So, following my lessons from last time, I recently tried my first DIY by GPS audax.
A DIY by GPS is an audax that you plan yourself and validate with a .gpx file from your GPS. It can be handy if there are no convenient calendar audaxes nearby, or you missed one due to illness, as was the case for me. I'm trying to get one 200km audax in every month, so this is a good fall-back option that I can arrange with only a few days notice. If I can manage a 200k audax every month until August 2014, then I should get the RRTY award.
What went well
- Food - Took plenty of variety and ate what I felt like eating. I felt pretty weak around the middle of the day (before and after lunch), but had a BLT, chocolate brownie, apple and restocked the water supply. Towards the end of the ride I did feel stronger and this may have been down to a decent, but not too heavy, lunch.

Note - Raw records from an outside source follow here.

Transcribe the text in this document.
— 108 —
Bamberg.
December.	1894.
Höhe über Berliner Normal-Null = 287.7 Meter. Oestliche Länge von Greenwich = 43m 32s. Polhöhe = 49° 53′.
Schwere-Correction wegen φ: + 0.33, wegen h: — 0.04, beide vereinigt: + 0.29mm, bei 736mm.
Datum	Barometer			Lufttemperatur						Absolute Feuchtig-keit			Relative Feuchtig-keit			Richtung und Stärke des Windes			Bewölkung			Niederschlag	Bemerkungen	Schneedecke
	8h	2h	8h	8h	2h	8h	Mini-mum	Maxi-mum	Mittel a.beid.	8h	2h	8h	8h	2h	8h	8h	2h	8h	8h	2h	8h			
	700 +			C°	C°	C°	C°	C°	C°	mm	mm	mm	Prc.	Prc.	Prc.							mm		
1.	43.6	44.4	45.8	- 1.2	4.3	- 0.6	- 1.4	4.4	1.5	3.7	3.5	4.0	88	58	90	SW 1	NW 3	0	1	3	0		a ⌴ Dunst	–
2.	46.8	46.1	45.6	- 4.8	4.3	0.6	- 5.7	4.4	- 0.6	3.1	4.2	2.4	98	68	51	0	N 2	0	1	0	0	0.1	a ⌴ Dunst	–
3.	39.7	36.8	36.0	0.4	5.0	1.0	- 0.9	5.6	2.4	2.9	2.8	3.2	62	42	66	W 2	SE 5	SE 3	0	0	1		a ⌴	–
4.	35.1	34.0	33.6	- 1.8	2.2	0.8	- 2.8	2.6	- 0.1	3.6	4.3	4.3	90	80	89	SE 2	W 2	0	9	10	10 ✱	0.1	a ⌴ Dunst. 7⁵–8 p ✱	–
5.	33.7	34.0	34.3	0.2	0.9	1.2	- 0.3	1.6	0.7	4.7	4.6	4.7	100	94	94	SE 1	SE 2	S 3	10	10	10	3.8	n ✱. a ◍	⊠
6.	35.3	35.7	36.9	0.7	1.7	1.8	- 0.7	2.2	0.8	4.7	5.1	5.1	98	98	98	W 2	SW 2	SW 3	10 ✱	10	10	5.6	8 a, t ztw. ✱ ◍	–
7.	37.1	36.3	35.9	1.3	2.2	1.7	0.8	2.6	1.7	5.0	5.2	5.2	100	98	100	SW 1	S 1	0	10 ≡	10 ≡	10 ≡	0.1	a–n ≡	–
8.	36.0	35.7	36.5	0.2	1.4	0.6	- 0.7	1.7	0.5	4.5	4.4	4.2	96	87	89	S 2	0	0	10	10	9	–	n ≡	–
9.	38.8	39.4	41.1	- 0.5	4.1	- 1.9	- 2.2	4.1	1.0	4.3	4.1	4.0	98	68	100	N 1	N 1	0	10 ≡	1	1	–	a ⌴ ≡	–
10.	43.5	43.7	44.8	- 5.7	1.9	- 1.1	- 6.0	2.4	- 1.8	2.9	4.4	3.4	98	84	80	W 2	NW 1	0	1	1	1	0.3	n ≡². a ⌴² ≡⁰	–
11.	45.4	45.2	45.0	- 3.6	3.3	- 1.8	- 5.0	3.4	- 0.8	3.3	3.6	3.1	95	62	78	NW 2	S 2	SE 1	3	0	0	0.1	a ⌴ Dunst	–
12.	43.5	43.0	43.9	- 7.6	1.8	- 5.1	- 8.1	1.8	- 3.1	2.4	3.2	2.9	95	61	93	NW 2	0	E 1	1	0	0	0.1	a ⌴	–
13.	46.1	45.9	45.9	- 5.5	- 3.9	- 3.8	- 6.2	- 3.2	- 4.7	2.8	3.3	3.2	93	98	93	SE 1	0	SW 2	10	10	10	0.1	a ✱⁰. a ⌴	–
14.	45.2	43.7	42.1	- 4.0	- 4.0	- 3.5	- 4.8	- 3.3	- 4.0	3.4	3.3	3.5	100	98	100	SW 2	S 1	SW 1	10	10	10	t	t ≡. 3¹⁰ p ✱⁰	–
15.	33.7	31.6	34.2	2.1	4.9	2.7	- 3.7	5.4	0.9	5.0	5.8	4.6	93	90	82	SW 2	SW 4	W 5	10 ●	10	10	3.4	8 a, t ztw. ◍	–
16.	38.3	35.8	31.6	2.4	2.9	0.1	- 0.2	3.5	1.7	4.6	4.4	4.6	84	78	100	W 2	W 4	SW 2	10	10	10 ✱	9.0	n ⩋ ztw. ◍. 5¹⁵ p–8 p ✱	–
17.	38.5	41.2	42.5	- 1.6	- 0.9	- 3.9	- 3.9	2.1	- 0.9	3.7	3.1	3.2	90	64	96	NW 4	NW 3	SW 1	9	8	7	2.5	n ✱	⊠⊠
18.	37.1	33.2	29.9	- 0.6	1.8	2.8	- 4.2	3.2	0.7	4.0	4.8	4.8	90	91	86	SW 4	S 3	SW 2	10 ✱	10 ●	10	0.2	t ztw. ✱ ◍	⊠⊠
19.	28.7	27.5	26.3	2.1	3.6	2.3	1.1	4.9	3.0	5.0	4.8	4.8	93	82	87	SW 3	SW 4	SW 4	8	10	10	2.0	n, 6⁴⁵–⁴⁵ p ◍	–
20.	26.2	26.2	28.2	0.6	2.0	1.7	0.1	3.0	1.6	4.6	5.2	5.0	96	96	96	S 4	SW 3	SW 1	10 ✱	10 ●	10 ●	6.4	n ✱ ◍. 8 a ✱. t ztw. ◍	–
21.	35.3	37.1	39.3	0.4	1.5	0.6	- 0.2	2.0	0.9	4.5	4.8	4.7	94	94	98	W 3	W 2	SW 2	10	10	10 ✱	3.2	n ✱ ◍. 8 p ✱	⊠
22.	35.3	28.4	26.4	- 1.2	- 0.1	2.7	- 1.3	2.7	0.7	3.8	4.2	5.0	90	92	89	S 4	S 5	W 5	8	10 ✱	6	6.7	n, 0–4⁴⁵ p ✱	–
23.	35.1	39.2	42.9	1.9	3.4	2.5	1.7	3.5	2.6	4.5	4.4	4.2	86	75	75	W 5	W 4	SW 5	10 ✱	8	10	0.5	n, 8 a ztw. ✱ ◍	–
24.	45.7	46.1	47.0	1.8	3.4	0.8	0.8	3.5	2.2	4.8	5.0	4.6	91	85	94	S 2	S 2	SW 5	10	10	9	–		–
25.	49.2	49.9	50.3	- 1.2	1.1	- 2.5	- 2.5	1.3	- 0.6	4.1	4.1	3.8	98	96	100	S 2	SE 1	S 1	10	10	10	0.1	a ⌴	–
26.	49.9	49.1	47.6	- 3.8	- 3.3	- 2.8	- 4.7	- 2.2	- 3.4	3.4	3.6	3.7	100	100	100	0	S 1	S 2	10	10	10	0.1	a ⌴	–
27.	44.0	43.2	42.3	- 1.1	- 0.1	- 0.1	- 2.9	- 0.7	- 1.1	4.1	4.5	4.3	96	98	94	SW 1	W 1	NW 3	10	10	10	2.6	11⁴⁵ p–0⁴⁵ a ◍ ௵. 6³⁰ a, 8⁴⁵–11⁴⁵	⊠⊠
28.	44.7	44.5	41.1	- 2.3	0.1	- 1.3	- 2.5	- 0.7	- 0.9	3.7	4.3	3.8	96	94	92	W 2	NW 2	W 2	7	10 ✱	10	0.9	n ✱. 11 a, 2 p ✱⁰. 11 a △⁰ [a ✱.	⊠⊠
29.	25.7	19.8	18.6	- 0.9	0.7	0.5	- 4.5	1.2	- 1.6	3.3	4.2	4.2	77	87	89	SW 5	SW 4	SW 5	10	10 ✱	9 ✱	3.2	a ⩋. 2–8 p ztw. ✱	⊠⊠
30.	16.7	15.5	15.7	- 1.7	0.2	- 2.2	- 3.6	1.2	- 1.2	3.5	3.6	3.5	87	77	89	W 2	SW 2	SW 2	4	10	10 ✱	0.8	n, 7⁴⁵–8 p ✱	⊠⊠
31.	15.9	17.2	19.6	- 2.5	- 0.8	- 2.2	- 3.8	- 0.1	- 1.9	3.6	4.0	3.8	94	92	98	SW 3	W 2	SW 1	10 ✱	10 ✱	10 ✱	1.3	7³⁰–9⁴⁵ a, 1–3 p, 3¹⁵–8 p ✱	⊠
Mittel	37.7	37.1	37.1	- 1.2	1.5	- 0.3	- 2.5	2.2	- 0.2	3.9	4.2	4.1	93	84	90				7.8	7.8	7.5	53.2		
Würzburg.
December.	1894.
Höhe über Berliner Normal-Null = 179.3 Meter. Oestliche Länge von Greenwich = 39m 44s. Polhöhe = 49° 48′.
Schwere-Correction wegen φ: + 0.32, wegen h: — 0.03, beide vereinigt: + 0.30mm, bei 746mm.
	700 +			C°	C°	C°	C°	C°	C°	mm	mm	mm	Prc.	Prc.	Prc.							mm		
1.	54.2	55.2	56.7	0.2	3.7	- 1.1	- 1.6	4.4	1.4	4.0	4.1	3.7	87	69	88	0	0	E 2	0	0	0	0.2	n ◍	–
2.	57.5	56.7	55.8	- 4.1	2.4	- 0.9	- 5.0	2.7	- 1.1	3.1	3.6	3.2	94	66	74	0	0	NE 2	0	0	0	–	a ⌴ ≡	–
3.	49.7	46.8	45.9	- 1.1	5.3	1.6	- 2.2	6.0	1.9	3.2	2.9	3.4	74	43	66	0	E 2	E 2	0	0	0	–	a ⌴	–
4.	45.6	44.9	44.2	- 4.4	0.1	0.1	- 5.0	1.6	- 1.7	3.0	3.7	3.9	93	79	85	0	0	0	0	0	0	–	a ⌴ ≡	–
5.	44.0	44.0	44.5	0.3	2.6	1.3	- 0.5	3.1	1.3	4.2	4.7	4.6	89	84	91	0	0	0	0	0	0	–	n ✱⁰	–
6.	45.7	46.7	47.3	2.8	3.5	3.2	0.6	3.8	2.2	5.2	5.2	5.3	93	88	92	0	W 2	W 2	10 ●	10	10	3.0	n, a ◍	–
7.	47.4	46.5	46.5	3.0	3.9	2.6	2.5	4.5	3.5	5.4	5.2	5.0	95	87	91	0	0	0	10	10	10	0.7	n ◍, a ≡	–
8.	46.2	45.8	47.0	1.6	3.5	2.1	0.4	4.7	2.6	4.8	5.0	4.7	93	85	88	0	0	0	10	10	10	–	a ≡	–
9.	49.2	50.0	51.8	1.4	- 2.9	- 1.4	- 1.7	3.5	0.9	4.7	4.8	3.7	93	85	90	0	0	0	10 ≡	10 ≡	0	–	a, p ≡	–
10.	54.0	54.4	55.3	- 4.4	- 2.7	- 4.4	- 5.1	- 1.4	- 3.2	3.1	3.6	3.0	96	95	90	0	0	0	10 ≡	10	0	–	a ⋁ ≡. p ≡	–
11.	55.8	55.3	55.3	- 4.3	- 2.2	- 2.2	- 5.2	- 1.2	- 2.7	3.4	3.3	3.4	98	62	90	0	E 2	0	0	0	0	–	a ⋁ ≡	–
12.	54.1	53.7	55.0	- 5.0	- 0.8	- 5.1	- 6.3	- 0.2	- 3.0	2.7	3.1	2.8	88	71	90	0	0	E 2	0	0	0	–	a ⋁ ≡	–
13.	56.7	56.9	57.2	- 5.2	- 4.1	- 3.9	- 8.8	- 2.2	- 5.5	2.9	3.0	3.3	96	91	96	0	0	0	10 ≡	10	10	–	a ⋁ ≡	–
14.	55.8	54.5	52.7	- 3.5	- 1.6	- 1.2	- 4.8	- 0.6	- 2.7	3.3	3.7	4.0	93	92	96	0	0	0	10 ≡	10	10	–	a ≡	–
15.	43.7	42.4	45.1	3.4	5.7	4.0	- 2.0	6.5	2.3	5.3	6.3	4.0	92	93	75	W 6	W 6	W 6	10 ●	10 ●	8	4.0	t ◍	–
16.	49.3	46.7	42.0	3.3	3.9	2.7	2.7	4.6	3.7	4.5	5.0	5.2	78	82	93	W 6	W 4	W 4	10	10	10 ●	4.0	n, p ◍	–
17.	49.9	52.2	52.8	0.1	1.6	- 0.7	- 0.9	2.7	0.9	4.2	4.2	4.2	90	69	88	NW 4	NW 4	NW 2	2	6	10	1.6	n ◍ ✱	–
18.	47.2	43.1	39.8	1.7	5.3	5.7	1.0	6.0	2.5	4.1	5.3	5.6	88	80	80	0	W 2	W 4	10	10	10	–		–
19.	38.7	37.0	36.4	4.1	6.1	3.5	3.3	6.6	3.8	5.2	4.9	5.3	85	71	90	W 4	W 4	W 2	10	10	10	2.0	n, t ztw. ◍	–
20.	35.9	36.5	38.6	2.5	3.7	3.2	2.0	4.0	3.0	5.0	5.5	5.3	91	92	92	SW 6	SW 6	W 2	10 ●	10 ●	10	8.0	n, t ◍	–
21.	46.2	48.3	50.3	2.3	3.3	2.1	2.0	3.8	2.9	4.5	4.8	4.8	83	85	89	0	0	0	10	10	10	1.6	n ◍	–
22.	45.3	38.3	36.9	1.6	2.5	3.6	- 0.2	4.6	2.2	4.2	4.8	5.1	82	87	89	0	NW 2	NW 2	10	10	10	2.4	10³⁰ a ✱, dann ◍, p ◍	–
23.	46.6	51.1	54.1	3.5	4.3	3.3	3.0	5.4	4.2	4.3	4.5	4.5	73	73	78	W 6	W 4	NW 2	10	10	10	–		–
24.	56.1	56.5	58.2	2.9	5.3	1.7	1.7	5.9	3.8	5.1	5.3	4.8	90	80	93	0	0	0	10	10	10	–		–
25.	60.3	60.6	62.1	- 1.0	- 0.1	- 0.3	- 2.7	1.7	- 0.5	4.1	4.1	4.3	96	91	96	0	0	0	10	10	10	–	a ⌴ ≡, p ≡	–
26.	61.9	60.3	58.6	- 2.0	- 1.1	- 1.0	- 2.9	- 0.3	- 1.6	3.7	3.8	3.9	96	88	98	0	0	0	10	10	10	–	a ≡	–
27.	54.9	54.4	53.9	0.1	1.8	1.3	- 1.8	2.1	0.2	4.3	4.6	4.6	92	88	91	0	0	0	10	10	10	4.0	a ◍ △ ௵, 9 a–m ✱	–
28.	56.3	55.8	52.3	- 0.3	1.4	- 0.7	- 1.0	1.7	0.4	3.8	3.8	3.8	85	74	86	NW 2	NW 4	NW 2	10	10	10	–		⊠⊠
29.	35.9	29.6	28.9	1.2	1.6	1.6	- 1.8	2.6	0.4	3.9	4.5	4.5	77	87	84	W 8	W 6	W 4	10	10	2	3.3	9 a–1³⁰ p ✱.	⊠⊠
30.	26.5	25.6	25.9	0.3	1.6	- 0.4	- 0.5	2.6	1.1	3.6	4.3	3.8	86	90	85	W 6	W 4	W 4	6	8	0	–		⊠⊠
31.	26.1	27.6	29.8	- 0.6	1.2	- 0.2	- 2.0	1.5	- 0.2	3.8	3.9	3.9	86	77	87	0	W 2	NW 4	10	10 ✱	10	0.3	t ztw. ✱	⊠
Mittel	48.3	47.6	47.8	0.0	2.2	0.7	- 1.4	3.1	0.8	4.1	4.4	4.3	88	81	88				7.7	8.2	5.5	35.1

- The DIY route basically worked - I did avoid one muddy lane (I also had the route in OruxMaps on my phone, so it only took a few mins to work out a simple detour). But generally nice views from the Westbury white horse and in the Cotswolds without too many main roads.
What went badly
- Puncture after 3km - Unusually the front tyre went down. It was barely light and I considered pushing back to home and fixing in the relative comfort of the garage with the benefit of good light and a track pump. The roadside repair took longer than expected as the park tools self-adhesive patch (which had worked well on my hybrid a couple of weeks earlier), didn't stick. I think I needed to clean all the dust off the tube before sticking it on. It is also a bit harder on the narrow tube. Secondly, the Blackburn mini-pump is seriously hard work, even to reach my target 60psi. It was tricky getting the thorn out of the tyre with only my nails (I settled for scratching the sharp bit off), so I've since invested in a cheap pair of tweezers. The whole repair set me back by 50 mins.
- GPS-related detour - When creating the route on either RideWithGPS or Bike Route Toaster, I must've mis-clicked, putting the route point a few hundred meters to the left of a crossroads, when I needed to go straight on. When zoomed out this detour isn't obvious, but was quite confusing on the road. I'm usually pretty alert when the GPS buzzes to tell me I'm off route, but in this case I had been on a straight road with no turn offs for the last few hundred meters and assumed it must be having trouble locking on. By the time I realised I had gone 1.5km, so lost 3km in all, with head-scratching time this was 10 mins. In future I will check the route in detail.
- One of the worst stretches of missed-turnings.
- Darkness-related detours. Due in part to the earlier delays, the last 3 hours of the ride were in darkness. I have lights for the bike, but the GPS backlight only stays on for a few seconds, so I couldn't see ahead of time where I should turn. Much of this part of the route was unfamiliar to me, so I had to rely on the GPS. Once I passed the junction, the GPS buzzed and I went back. In each case I probably only lost a few minutes, but I would guess it added up to about half an hour. I would use Bike Route Toaster's 100m warning track points, so I'd get a beep in advance of the turn, but on a 200km ride these are too numerous for the Edge 500 GPS and stop working around 130km. A possible solution would be to use a headtorch to see the GPS more regularly.
So it was a lot longer than anticipated (12 hours out of the house rather than 10), but an enjoyable ride and promptly validated by the local AUK DIY secretary. So I'm still on track for the Randoneé Round the Year.